14 Mar 2019

Crucial insights into how a ‘superbug’ can escape immune and antibiotic attack

Professor Anton Peleg with Dr Jhih-Hang Jiang and
Hsin-Hui Shen.

by Dr Jhih-Hang Jiang & Grace Williams, Monash Biomedicine Discovery Institute

A multidisciplinary study led by Monash scientists has shown how one of the most important human superbugs, Staphylococcus aureus, can evade last-line antibiotics and the host immune system during a life-threatening infection. The findings uncover a novel strategy used by S. aureus (Golden staph), whereby it rapidly adapts its bacterial membrane to circumvent antibiotic and immune killing. These findings potentially point to a  new therapeutic target for this significant bacterial pathogen.

S. aureus can cause serious infection of almost any human tissue and mortality from treated infections is up to 35 per cent. It is estimated that around 7000 cases of S. aureus bloodstream infections occur in Australia each year, and about 25 per cent are caused by methicillin-resistant S. aureus (MRSA).
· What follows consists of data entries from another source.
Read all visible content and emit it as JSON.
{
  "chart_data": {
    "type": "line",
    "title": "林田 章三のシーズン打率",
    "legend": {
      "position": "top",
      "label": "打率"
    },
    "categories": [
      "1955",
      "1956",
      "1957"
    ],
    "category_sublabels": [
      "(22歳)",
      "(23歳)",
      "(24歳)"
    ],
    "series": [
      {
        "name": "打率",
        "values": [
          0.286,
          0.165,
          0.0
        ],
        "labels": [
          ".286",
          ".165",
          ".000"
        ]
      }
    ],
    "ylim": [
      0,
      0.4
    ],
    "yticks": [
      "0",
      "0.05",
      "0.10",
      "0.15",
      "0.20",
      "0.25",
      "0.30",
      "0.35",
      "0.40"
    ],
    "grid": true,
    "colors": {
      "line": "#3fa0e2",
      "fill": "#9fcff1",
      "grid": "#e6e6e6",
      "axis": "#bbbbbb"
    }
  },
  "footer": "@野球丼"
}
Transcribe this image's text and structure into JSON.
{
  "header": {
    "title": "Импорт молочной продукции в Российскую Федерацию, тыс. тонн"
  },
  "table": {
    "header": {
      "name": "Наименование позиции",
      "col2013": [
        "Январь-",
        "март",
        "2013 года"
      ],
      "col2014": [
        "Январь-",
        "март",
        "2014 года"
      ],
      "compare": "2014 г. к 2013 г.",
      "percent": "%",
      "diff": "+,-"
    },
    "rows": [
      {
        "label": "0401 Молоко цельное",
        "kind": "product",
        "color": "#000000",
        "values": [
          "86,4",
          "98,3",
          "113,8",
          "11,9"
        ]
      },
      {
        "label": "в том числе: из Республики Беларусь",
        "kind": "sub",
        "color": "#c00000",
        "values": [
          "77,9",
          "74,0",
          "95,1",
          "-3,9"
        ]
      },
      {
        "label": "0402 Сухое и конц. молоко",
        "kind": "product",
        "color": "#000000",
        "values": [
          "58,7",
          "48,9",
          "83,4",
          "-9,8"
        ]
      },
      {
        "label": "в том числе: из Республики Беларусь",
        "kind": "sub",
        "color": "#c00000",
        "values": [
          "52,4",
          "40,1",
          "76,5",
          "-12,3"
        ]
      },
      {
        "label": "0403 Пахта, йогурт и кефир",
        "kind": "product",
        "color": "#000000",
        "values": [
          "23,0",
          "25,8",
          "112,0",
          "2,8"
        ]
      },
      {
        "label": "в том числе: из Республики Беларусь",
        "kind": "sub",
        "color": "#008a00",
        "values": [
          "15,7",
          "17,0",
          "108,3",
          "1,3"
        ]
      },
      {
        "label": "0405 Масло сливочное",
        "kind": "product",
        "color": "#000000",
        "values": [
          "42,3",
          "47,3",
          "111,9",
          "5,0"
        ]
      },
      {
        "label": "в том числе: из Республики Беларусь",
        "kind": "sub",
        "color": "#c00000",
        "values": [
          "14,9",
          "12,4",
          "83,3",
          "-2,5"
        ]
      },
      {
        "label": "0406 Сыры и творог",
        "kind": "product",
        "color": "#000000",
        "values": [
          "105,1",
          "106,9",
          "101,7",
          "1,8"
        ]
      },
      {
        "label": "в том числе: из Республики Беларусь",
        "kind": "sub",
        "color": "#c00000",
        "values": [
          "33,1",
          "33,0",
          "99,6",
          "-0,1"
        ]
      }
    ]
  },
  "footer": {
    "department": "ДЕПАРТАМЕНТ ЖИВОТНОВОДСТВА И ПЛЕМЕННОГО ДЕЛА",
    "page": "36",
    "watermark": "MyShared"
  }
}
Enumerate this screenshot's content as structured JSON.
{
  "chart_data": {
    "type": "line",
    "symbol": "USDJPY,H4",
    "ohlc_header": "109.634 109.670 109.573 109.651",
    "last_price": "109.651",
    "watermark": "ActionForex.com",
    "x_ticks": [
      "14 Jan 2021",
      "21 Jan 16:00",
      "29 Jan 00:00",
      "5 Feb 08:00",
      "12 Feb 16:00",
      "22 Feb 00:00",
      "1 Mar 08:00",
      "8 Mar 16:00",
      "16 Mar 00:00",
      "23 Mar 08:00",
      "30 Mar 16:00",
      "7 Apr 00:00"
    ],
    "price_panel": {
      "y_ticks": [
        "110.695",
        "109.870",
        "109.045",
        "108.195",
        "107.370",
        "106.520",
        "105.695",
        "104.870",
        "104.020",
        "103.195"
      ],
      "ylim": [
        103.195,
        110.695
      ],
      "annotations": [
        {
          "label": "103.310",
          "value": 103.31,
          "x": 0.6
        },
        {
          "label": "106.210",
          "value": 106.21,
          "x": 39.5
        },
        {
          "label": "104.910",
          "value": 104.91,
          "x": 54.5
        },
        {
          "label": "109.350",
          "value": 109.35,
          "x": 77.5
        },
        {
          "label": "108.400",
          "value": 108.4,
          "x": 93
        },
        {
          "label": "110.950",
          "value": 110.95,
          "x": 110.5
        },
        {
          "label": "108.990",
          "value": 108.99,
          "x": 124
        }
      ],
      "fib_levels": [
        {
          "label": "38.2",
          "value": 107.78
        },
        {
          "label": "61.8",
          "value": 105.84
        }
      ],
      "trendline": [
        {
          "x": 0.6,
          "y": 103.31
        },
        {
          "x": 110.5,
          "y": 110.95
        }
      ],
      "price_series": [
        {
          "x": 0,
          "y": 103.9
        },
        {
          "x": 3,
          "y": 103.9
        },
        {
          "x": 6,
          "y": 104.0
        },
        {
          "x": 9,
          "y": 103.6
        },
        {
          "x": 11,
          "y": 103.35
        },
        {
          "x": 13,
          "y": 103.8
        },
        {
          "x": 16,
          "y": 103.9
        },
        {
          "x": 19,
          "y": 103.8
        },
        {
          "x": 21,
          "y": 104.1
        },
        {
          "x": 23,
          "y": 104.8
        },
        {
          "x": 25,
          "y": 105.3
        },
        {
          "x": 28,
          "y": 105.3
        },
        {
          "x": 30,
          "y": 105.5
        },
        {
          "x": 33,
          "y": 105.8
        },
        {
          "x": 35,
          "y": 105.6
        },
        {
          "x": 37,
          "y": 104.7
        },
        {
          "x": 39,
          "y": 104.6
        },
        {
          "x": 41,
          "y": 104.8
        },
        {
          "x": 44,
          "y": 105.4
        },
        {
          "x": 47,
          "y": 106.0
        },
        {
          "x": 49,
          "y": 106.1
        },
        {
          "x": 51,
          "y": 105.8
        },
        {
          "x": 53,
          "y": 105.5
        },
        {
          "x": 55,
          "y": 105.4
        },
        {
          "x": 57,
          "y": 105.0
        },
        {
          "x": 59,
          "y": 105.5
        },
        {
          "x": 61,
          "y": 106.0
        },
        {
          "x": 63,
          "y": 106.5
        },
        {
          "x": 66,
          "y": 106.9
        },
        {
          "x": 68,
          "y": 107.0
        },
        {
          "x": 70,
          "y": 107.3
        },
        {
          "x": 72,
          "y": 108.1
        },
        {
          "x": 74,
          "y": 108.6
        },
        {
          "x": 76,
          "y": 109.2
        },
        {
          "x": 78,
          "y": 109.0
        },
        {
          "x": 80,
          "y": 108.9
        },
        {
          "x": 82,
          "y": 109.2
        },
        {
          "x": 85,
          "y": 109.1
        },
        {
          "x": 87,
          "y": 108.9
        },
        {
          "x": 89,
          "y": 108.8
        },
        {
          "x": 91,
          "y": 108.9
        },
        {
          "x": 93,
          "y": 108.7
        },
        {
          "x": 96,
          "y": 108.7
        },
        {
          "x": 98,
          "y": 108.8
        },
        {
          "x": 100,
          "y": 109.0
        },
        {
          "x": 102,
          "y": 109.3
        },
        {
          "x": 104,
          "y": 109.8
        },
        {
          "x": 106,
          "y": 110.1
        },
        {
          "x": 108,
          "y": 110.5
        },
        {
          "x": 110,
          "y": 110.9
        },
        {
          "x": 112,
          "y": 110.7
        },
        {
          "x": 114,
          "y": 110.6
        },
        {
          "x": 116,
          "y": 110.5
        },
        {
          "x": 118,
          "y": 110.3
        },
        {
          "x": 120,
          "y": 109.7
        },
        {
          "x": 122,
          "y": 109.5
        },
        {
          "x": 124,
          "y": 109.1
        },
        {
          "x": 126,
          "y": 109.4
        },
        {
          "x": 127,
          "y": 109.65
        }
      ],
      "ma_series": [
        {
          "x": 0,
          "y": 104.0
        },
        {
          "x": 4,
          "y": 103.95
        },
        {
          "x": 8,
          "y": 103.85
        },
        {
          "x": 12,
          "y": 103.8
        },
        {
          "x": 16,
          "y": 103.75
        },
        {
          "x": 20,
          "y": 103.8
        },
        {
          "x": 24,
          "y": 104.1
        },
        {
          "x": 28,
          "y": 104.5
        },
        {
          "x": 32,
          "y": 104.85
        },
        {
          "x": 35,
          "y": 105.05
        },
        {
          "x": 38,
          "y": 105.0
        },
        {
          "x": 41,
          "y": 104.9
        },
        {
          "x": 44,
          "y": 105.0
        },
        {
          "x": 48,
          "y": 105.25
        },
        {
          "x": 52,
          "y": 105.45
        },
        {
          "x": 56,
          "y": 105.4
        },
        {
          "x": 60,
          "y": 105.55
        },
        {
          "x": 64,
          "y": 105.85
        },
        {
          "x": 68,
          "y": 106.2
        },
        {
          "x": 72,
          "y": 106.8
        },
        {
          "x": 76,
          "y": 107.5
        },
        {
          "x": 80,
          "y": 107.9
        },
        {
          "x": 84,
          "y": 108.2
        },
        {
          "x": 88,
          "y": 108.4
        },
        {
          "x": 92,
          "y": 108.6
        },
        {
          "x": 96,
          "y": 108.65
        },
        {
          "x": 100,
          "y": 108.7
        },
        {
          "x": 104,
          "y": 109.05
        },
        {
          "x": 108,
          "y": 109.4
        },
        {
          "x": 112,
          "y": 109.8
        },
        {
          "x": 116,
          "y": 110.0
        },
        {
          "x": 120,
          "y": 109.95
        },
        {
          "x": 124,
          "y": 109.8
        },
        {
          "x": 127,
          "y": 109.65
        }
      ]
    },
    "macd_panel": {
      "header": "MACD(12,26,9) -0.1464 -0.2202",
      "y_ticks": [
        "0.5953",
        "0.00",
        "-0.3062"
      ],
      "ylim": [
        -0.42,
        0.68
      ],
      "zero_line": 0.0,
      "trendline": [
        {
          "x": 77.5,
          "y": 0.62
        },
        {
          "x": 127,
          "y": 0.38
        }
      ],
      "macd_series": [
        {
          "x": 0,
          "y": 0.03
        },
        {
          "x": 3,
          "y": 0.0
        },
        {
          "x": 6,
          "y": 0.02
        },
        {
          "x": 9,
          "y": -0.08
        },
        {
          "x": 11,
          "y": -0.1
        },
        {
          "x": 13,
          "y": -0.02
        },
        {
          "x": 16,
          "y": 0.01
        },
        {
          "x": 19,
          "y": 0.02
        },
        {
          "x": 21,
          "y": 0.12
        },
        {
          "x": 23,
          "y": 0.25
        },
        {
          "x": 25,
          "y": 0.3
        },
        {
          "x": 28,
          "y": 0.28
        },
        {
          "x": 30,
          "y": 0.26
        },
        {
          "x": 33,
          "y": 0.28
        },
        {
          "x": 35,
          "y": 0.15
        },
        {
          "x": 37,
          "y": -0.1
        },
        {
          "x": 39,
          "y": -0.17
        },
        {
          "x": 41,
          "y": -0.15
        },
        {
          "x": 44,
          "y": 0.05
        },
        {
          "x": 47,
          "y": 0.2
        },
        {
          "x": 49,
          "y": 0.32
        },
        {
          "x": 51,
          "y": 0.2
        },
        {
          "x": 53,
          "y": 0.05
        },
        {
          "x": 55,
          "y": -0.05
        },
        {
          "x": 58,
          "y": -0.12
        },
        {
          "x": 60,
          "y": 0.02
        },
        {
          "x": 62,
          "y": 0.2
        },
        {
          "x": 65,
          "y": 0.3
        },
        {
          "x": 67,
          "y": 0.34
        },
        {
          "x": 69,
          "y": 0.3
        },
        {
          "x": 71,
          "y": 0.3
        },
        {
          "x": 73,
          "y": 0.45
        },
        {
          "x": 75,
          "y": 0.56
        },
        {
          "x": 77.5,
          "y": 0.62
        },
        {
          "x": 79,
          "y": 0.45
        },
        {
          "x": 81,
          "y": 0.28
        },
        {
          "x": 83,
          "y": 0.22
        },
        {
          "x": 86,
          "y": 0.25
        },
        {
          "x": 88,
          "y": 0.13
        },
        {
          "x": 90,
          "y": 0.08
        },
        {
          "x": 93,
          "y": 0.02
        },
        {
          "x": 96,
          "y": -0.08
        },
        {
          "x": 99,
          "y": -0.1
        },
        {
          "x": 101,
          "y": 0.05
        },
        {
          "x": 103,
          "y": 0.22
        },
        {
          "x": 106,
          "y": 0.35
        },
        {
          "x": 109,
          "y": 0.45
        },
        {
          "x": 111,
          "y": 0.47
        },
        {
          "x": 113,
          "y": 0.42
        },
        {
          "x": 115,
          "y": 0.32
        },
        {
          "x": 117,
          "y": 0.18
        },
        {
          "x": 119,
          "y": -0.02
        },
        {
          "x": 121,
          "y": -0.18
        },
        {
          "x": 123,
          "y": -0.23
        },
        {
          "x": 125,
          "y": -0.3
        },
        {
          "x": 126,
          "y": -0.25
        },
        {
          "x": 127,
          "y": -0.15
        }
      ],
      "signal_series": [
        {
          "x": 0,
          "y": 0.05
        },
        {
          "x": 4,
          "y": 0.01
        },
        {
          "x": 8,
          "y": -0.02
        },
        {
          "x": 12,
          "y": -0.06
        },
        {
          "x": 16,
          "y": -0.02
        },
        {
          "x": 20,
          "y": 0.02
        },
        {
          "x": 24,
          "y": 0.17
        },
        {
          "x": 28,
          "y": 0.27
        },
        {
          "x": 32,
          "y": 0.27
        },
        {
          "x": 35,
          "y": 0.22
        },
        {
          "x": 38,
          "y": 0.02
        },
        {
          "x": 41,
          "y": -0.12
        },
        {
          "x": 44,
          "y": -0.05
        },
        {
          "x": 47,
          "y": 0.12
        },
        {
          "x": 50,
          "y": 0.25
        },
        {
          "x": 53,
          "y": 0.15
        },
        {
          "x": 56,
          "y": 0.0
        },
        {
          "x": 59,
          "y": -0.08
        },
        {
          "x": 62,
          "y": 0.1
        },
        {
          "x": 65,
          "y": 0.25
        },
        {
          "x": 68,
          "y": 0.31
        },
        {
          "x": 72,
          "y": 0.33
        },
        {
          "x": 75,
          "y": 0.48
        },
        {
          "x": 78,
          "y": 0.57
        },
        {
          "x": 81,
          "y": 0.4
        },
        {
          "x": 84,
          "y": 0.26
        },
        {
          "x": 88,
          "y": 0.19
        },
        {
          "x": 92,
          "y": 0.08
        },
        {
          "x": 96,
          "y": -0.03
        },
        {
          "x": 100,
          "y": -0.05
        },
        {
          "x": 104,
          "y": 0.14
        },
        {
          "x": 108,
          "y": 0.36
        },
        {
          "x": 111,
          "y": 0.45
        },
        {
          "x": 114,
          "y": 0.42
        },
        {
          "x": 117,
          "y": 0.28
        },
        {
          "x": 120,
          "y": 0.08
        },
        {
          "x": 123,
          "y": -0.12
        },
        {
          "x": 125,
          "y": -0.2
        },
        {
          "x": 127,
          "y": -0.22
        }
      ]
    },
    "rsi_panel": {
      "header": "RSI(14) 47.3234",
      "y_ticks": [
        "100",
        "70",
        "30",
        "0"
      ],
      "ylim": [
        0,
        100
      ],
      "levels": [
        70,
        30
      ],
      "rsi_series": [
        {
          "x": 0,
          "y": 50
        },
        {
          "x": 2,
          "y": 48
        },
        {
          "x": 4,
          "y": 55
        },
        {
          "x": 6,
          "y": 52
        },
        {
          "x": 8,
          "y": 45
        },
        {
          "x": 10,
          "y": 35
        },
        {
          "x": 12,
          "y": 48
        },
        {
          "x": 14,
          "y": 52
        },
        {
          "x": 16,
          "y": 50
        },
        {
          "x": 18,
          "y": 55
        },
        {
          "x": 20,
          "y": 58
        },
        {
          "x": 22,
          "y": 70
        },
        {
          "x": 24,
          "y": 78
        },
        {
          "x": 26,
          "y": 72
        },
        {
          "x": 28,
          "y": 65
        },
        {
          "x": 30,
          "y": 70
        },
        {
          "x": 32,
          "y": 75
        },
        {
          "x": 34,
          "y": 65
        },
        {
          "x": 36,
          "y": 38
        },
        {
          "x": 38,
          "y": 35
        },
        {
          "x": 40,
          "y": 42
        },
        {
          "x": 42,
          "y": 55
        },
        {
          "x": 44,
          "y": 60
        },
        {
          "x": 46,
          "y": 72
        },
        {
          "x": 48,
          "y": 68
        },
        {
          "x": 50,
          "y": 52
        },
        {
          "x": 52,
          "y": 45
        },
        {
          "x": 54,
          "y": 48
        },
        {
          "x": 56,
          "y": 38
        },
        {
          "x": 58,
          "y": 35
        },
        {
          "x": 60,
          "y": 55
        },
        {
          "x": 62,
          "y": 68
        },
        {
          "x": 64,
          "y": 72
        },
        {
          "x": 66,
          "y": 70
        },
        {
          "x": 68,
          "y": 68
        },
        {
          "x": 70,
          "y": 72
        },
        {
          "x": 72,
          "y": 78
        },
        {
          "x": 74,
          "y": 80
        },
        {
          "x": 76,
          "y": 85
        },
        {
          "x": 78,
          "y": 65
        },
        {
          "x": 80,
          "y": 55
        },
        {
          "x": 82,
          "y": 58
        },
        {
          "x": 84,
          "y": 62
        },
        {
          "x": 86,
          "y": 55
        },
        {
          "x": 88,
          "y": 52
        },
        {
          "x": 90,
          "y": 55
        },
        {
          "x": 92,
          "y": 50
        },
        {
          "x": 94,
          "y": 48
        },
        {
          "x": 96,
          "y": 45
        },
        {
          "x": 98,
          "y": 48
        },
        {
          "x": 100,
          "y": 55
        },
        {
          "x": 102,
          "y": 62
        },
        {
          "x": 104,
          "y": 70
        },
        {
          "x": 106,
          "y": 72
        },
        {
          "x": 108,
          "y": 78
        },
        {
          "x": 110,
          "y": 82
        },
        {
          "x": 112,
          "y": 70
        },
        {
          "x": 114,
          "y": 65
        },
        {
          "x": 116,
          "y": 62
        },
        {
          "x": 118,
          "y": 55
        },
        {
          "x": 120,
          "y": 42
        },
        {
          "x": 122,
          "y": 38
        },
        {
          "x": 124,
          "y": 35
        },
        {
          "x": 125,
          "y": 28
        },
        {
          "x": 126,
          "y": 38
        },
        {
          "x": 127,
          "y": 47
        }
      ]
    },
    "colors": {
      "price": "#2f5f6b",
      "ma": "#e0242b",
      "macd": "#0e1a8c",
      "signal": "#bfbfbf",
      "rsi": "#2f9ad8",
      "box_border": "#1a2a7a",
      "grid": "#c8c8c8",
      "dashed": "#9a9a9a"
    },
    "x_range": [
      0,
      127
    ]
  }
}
Without the ability to use the antibiotic methicillin, treatment of MRSA infection increasingly relies on last-line antibiotics. The World Health Organization (WHO) has listed MRSA as a ‘high-priority’ pathogen that urgently requires the development of new antimicrobial agents.

Professor Anton Peleg, from Monash University’s Biomedicine Discovery Institute (BDI) and Department of Infectious Diseases, Central Clinical School led the study, along with  postdoctoral research fellow Dr Jhih-Hang Jiang. The work, which was recently published in PNAS, was performed in close collaboration with other Monash researchers including Dr Hsin-Hui Shen at Monash BDI, and Professor Graham Lieschke at the Australian Regenerative Medicine Institute.